We can also see that the function $H(x,y) = – y^2 + x^2(1-x)$ is constant on the solutions of the system.
The set $H(x,y) = 0$ seems to be comprised of three solutions of the system, one of which is indeed a homoclinic orbit, so this proves existence.
However, how do we prove that this is unique? I don't really know how to approach this part.
Best Answer
Let me explain the idea from my previous answer with few more additional details.

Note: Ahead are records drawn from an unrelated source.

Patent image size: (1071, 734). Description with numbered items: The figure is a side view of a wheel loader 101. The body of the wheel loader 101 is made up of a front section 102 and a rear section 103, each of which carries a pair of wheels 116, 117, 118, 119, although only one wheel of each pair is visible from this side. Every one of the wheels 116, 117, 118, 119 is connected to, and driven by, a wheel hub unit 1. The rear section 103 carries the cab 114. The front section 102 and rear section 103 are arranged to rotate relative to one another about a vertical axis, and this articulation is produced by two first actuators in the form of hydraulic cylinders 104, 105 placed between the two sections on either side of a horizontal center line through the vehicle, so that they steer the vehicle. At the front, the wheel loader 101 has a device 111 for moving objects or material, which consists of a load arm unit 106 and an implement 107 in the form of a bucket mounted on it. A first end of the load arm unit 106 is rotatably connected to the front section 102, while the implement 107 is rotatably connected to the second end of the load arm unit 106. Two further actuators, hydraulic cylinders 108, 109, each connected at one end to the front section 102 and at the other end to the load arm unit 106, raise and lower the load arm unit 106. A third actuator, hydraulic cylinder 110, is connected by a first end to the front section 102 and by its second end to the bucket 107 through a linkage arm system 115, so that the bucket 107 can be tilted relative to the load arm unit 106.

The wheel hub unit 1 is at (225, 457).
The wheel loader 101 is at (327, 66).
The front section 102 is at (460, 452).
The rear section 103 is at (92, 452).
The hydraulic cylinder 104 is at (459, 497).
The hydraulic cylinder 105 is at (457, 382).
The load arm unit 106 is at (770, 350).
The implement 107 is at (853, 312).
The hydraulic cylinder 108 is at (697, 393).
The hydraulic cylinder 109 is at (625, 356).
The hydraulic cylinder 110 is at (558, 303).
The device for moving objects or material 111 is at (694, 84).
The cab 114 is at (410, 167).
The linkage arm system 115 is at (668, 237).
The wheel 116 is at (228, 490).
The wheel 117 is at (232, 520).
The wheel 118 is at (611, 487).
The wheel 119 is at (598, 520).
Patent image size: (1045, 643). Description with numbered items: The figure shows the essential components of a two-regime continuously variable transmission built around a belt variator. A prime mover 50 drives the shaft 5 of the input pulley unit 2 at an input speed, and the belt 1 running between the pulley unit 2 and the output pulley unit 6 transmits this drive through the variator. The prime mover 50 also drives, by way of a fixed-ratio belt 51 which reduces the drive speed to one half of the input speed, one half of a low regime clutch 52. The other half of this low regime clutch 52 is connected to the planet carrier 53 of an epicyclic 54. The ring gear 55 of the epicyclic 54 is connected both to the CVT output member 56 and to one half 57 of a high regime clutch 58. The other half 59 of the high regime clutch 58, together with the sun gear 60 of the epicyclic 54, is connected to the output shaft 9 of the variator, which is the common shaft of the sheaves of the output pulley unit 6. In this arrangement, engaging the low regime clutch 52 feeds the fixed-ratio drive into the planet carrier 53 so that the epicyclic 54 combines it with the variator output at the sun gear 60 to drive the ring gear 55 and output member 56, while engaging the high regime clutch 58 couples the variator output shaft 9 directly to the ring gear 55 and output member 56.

As it was mentioned in the question, the system has a smooth first integral $H(\mathbf{x})$ — a (locally non-constant) function that is constant along the system's trajectories. The key observation is that if such system has a trajectory $\gamma(t)$ homoclinic to a saddle $p$, then $H(p) \equiv H(\gamma(t))$. To prove that we can pick a sequence of moments $t_i \rightarrow +\infty$. By continuity, since $\gamma(t_i) \rightarrow p$ and $H(\mathbf{x})$ is smooth, then $H(\gamma(t)) \rightarrow H(p)$. But since $H(\mathbf{x})$ is constant at any point of $\gamma(t)$, we have that $H(\gamma(t)) \equiv H(p)$.
This gives us the following method to find all homoclinic trajectories for a 2D system of differential equations. First, find all saddle equilibria. Second, find the level sets of $H(\mathbf{x})$ that contain these saddles. What we have proven before means that a homoclinic trajectory must lie in the same level set as the saddle, to which it is homoclinic. Just take a look at level sets after that and you can find homoclinic (and even heteroclinic) trajectories this way.